Four directors are disqualified for dissolving companies and walking away without paying their debts

Four directors are disqualified for dissolving companies and walking away without paying their debts

The four directors lost their eligibility when they all obtained bounce-back loans before liquidating their businesses in order to avoid having to repay their debts.

In the most recent instance, Sirfraz Ahmad, a Leeds resident, was disqualified for 10 years after inflating his turnover to obtain an unauthorised higher value bounce back loan.

Sirfraz Ahmad wasted $25,000 to pay back family members rather than using the government-backed loan to assist the company, Food Box Leeds Limited.

Max Hadley, Lewis Wright, and Jake Joynt have joined Sirfraz Ahmad on the disqualification register after the Insolvency Service used new authority to deal with dishonest directors who dissolve companies in order to avoid paying their debts.

The Insolvency Service has the authority to look into the directors of businesses that go into administration or liquidation, two forms of insolvency.

Where there is evidence of misconduct, the Insolvency Service may also be directed to investigate active corporations.

The Rating (Coronavirus) and Directors Disqualification (Dissolved Firms) Act, signed into law in December 2021, expands the Insolvency Service’s investigative authority to include directors of disbanded companies on behalf of the Business Secretary.

If misbehaviour is discovered, directors may be subject to fines such as a 15-year suspension from serving as a corporate director or, in the most severe circumstances, criminal prosecution.

Lord Callanan, a minister for business:

Unprecedented government assistance was given to businesses to help them weather the pandemic, but sadly a small number of people misused this assistance for their own benefit.

We have made it abundantly clear that we will not stand for those who attempt to defraud the taxpayer, which is why we passed strict new legislation giving the Insolvency Service the ability to oust directors from their positions for dissolving their businesses in order to avoid paying back their bounce-back loans.

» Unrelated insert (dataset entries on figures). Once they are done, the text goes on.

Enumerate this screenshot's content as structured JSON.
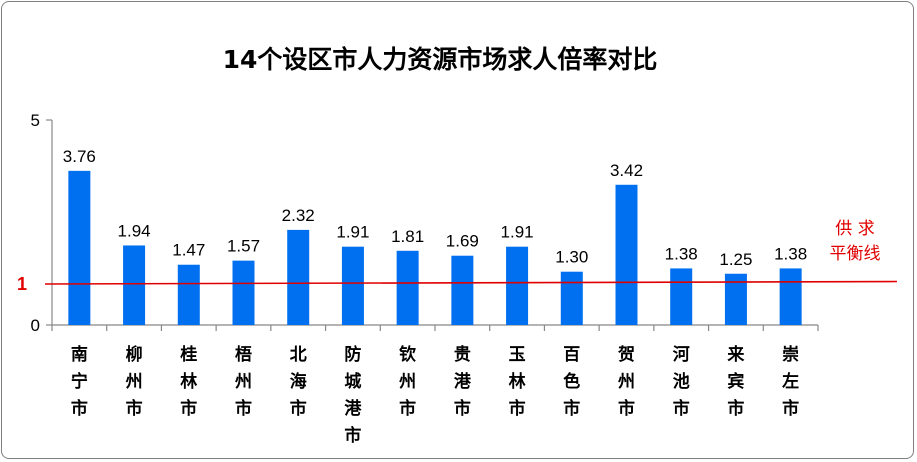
{
  "chart_data": {
    "type": "bar",
    "title": "14个设区市人力资源市场求人倍率对比",
    "categories": [
      "南宁市",
      "柳州市",
      "桂林市",
      "梧州市",
      "北海市",
      "防城港市",
      "钦州市",
      "贵港市",
      "玉林市",
      "百色市",
      "贺州市",
      "河池市",
      "来宾市",
      "崇左市"
    ],
    "values": [
      3.76,
      1.94,
      1.47,
      1.57,
      2.32,
      1.91,
      1.81,
      1.69,
      1.91,
      1.3,
      3.42,
      1.38,
      1.25,
      1.38
    ],
    "data_labels": [
      "3.76",
      "1.94",
      "1.47",
      "1.57",
      "2.32",
      "1.91",
      "1.81",
      "1.69",
      "1.91",
      "1.30",
      "3.42",
      "1.38",
      "1.25",
      "1.38"
    ],
    "ylim": [
      0,
      5
    ],
    "yticks": [
      "0",
      "5"
    ],
    "reference_line": {
      "value": 1,
      "label": "1",
      "annotation_lines": [
        "供 求",
        "平衡线"
      ],
      "color": "#e00000"
    },
    "bar_color": "#0070f0",
    "grid": false,
    "xlabel": "",
    "ylabel": ""
  }
}
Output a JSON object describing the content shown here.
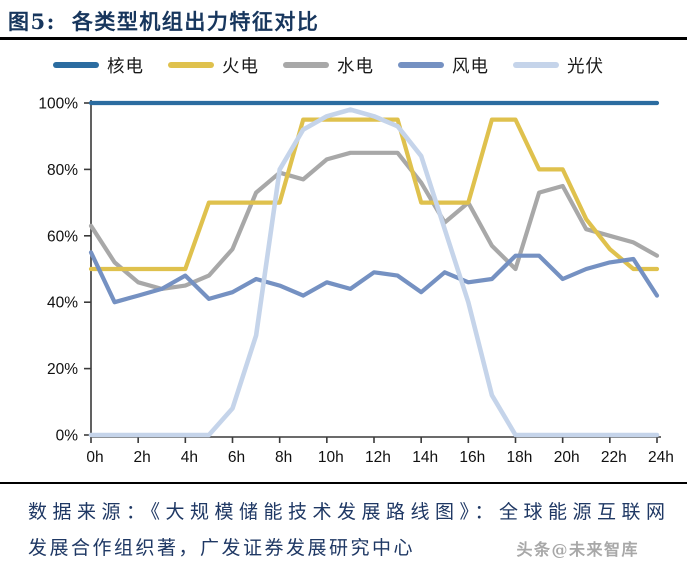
{
  "header": {
    "figure_label": "图5:",
    "title": "各类型机组出力特征对比"
  },
  "chart_data": {
    "type": "line",
    "title": "各类型机组出力特征对比",
    "xlabel": "",
    "ylabel": "",
    "ylim": [
      0,
      100
    ],
    "xlim": [
      0,
      24
    ],
    "grid": false,
    "legend_position": "top",
    "x": [
      0,
      1,
      2,
      3,
      4,
      5,
      6,
      7,
      8,
      9,
      10,
      11,
      12,
      13,
      14,
      15,
      16,
      17,
      18,
      19,
      20,
      21,
      22,
      23,
      24
    ],
    "x_ticks": [
      {
        "value": 0,
        "label": "0h"
      },
      {
        "value": 2,
        "label": "2h"
      },
      {
        "value": 4,
        "label": "4h"
      },
      {
        "value": 6,
        "label": "6h"
      },
      {
        "value": 8,
        "label": "8h"
      },
      {
        "value": 10,
        "label": "10h"
      },
      {
        "value": 12,
        "label": "12h"
      },
      {
        "value": 14,
        "label": "14h"
      },
      {
        "value": 16,
        "label": "16h"
      },
      {
        "value": 18,
        "label": "18h"
      },
      {
        "value": 20,
        "label": "20h"
      },
      {
        "value": 22,
        "label": "22h"
      },
      {
        "value": 24,
        "label": "24h"
      }
    ],
    "y_ticks": [
      {
        "value": 0,
        "label": "0%"
      },
      {
        "value": 20,
        "label": "20%"
      },
      {
        "value": 40,
        "label": "40%"
      },
      {
        "value": 60,
        "label": "60%"
      },
      {
        "value": 80,
        "label": "80%"
      },
      {
        "value": 100,
        "label": "100%"
      }
    ],
    "series": [
      {
        "id": "nuclear",
        "name": "核电",
        "color": "#2B6CA0",
        "width": 4.2,
        "values": [
          100,
          100,
          100,
          100,
          100,
          100,
          100,
          100,
          100,
          100,
          100,
          100,
          100,
          100,
          100,
          100,
          100,
          100,
          100,
          100,
          100,
          100,
          100,
          100,
          100
        ]
      },
      {
        "id": "thermal",
        "name": "火电",
        "color": "#DFC14D",
        "width": 4.2,
        "values": [
          50,
          50,
          50,
          50,
          50,
          70,
          70,
          70,
          70,
          95,
          95,
          95,
          95,
          95,
          70,
          70,
          70,
          95,
          95,
          80,
          80,
          65,
          56,
          50,
          50
        ]
      },
      {
        "id": "hydro",
        "name": "水电",
        "color": "#A8A8A8",
        "width": 4.2,
        "values": [
          63,
          52,
          46,
          44,
          45,
          48,
          56,
          73,
          79,
          77,
          83,
          85,
          85,
          85,
          76,
          64,
          70,
          57,
          50,
          73,
          75,
          62,
          60,
          58,
          54
        ]
      },
      {
        "id": "wind",
        "name": "风电",
        "color": "#7591C2",
        "width": 4.2,
        "values": [
          55,
          40,
          42,
          44,
          48,
          41,
          43,
          47,
          45,
          42,
          46,
          44,
          49,
          48,
          43,
          49,
          46,
          47,
          54,
          54,
          47,
          50,
          52,
          53,
          42
        ]
      },
      {
        "id": "solar",
        "name": "光伏",
        "color": "#C5D4EA",
        "width": 4.6,
        "values": [
          0,
          0,
          0,
          0,
          0,
          0,
          8,
          30,
          80,
          92,
          96,
          98,
          96,
          93,
          84,
          62,
          40,
          12,
          0,
          0,
          0,
          0,
          0,
          0,
          0
        ]
      }
    ],
    "draw_order": [
      "nuclear",
      "hydro",
      "thermal",
      "wind",
      "solar"
    ]
  },
  "footer": {
    "source_line1": "数据来源：《大规模储能技术发展路线图》：全球能源互联网",
    "source_line2": "发展合作组织著，广发证券发展研究中心",
    "watermark": "头条@未来智库"
  }
}
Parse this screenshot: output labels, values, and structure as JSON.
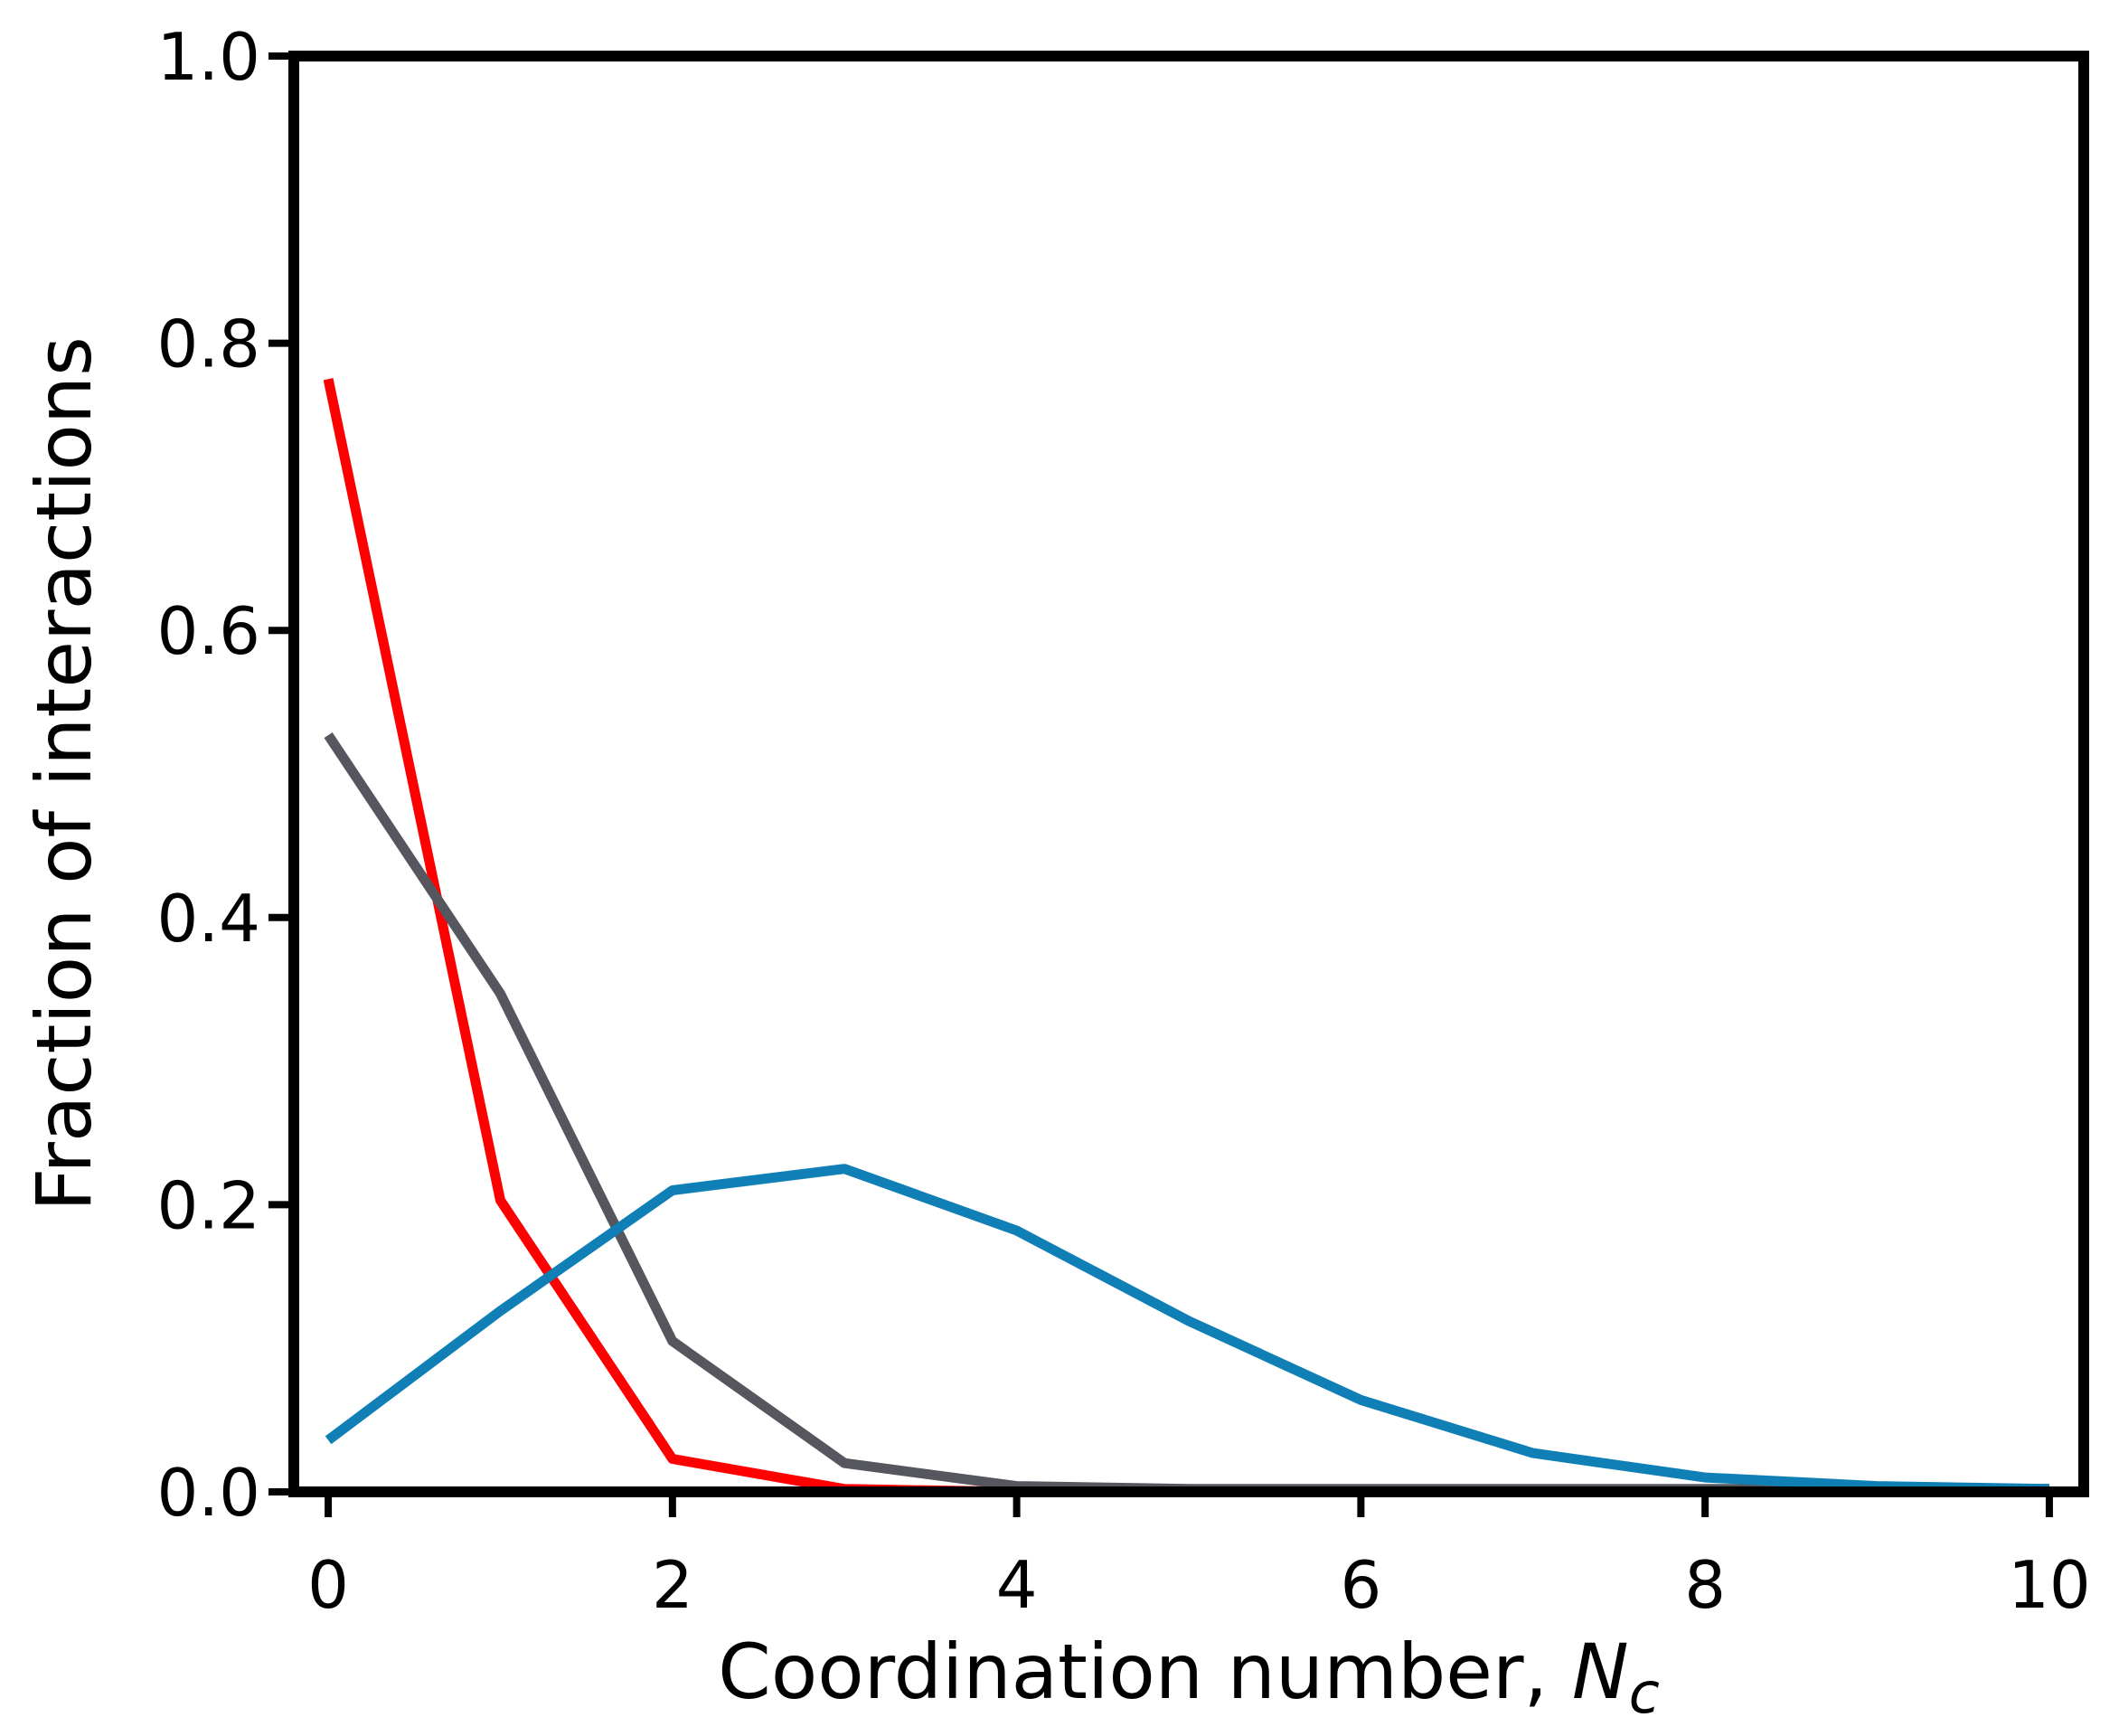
{
  "chart_data": {
    "type": "line",
    "title": "",
    "xlabel": "Coordination number, ",
    "xlabel_symbol": "N",
    "xlabel_subscript": "c",
    "ylabel": "Fraction of interactions",
    "xlim": [
      -0.2,
      10.2
    ],
    "ylim": [
      0.0,
      1.0
    ],
    "xticks": [
      0,
      2,
      4,
      6,
      8,
      10
    ],
    "xtick_labels": [
      "0",
      "2",
      "4",
      "6",
      "8",
      "10"
    ],
    "yticks": [
      0.0,
      0.2,
      0.4,
      0.6,
      0.8,
      1.0
    ],
    "ytick_labels": [
      "0.0",
      "0.2",
      "0.4",
      "0.6",
      "0.8",
      "1.0"
    ],
    "grid": false,
    "legend": false,
    "series": [
      {
        "color": "#ff0000",
        "x": [
          0,
          1,
          2,
          3,
          4,
          5,
          6,
          7,
          8,
          9,
          10
        ],
        "y": [
          0.775,
          0.203,
          0.023,
          0.002,
          0.0,
          0.0,
          0.0,
          0.0,
          0.0,
          0.0,
          0.0
        ]
      },
      {
        "color": "#55565e",
        "x": [
          0,
          1,
          2,
          3,
          4,
          5,
          6,
          7,
          8,
          9,
          10
        ],
        "y": [
          0.527,
          0.347,
          0.105,
          0.02,
          0.004,
          0.002,
          0.002,
          0.002,
          0.002,
          0.002,
          0.002
        ]
      },
      {
        "color": "#0f7fb6",
        "x": [
          0,
          1,
          2,
          3,
          4,
          5,
          6,
          7,
          8,
          9,
          10
        ],
        "y": [
          0.036,
          0.126,
          0.21,
          0.225,
          0.182,
          0.119,
          0.064,
          0.027,
          0.01,
          0.004,
          0.002
        ]
      }
    ]
  }
}
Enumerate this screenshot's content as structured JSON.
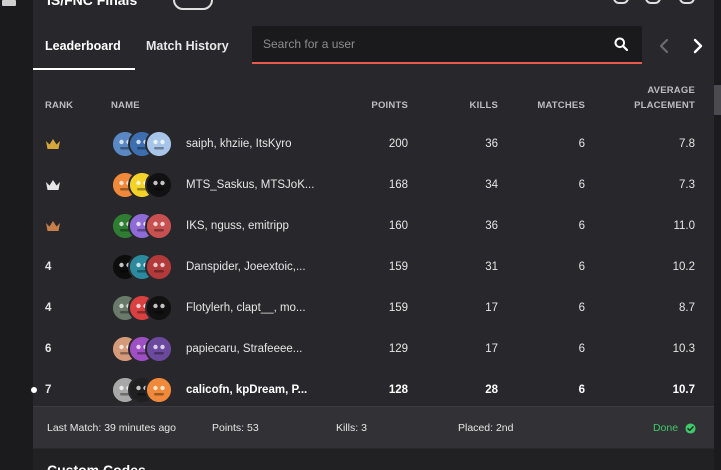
{
  "header": {
    "title": "IS/FNC Finals"
  },
  "tabs": [
    {
      "label": "Leaderboard",
      "active": true
    },
    {
      "label": "Match History",
      "active": false
    }
  ],
  "search": {
    "placeholder": "Search for a user"
  },
  "columns": {
    "rank": "RANK",
    "name": "NAME",
    "points": "POINTS",
    "kills": "KILLS",
    "matches": "MATCHES",
    "average_line1": "AVERAGE",
    "average_line2": "PLACEMENT"
  },
  "colors": {
    "gold_crown": "#d6a73c",
    "silver_crown": "#e6e6e6",
    "bronze_crown": "#c77f4a",
    "accent_underline": "#e85a4f",
    "done_green": "#3ec96a"
  },
  "rows": [
    {
      "rank": "",
      "crown": "gold",
      "names": "saiph, khziie, ItsKyro",
      "points": "200",
      "kills": "36",
      "matches": "6",
      "avg": "7.8",
      "avatars": [
        "#5a88c4",
        "#3d6fb0",
        "#a7c5e8"
      ]
    },
    {
      "rank": "",
      "crown": "silver",
      "names": "MTS_Saskus, MTSJoK...",
      "points": "168",
      "kills": "34",
      "matches": "6",
      "avg": "7.3",
      "avatars": [
        "#f08a3a",
        "#f3d22a",
        "#111111"
      ]
    },
    {
      "rank": "",
      "crown": "bronze",
      "names": "IKS, nguss, emitripp",
      "points": "160",
      "kills": "36",
      "matches": "6",
      "avg": "11.0",
      "avatars": [
        "#2e7d32",
        "#8e6bd6",
        "#c95050"
      ]
    },
    {
      "rank": "4",
      "crown": "",
      "names": "Danspider, Joeextoic,...",
      "points": "159",
      "kills": "31",
      "matches": "6",
      "avg": "10.2",
      "avatars": [
        "#0d0d0d",
        "#2c8a9e",
        "#b33a3a"
      ]
    },
    {
      "rank": "4",
      "crown": "",
      "names": "Flotylerh, clapt__, mo...",
      "points": "159",
      "kills": "17",
      "matches": "6",
      "avg": "8.7",
      "avatars": [
        "#6a7a6a",
        "#d94040",
        "#111111"
      ]
    },
    {
      "rank": "6",
      "crown": "",
      "names": "papiecaru, Strafeeee...",
      "points": "129",
      "kills": "17",
      "matches": "6",
      "avg": "10.3",
      "avatars": [
        "#d59a7a",
        "#9f4fc4",
        "#6b4a9e"
      ]
    },
    {
      "rank": "7",
      "crown": "",
      "names": "calicofn, kpDream, P...",
      "points": "128",
      "kills": "28",
      "matches": "6",
      "avg": "10.7",
      "avatars": [
        "#a8a8a8",
        "#202020",
        "#f08a3a"
      ],
      "highlight": true
    }
  ],
  "footer": {
    "last_match": "Last Match: 39 minutes ago",
    "points": "Points: 53",
    "kills": "Kills: 3",
    "placed": "Placed: 2nd",
    "status": "Done"
  },
  "below": {
    "heading": "Custom Codes"
  }
}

Lewis Wright, a consultant, obtained a £50,000 loan in June 2020 despite the fact that his company had ceased operations the year before.

Lewis Wright overstated his turnover before paying himself just over £47,000, and he then collected the maximum loan amount.

He loses his eligibility for 12 years.

Max Hadley, the director of Prestige Building Works and a railway engineer, was given a 10-year suspension after obtaining a £20,000 bounce-back loan and using $18,000 of it for expenses unrelated to the construction company.

Jake Joynt also received a 7-year suspension after taking out a £15,000 bounce-back loan and using $13,000 of it for personal expenses.

Without the court’s approval, none of the four directors may participate directly or indirectly in the development, establishment, or management of a corporation.

The Insolvency Service is considering utilising its legal authority to pursue Compensation Orders against the directors if necessary in order to recover the bounce back loan funds.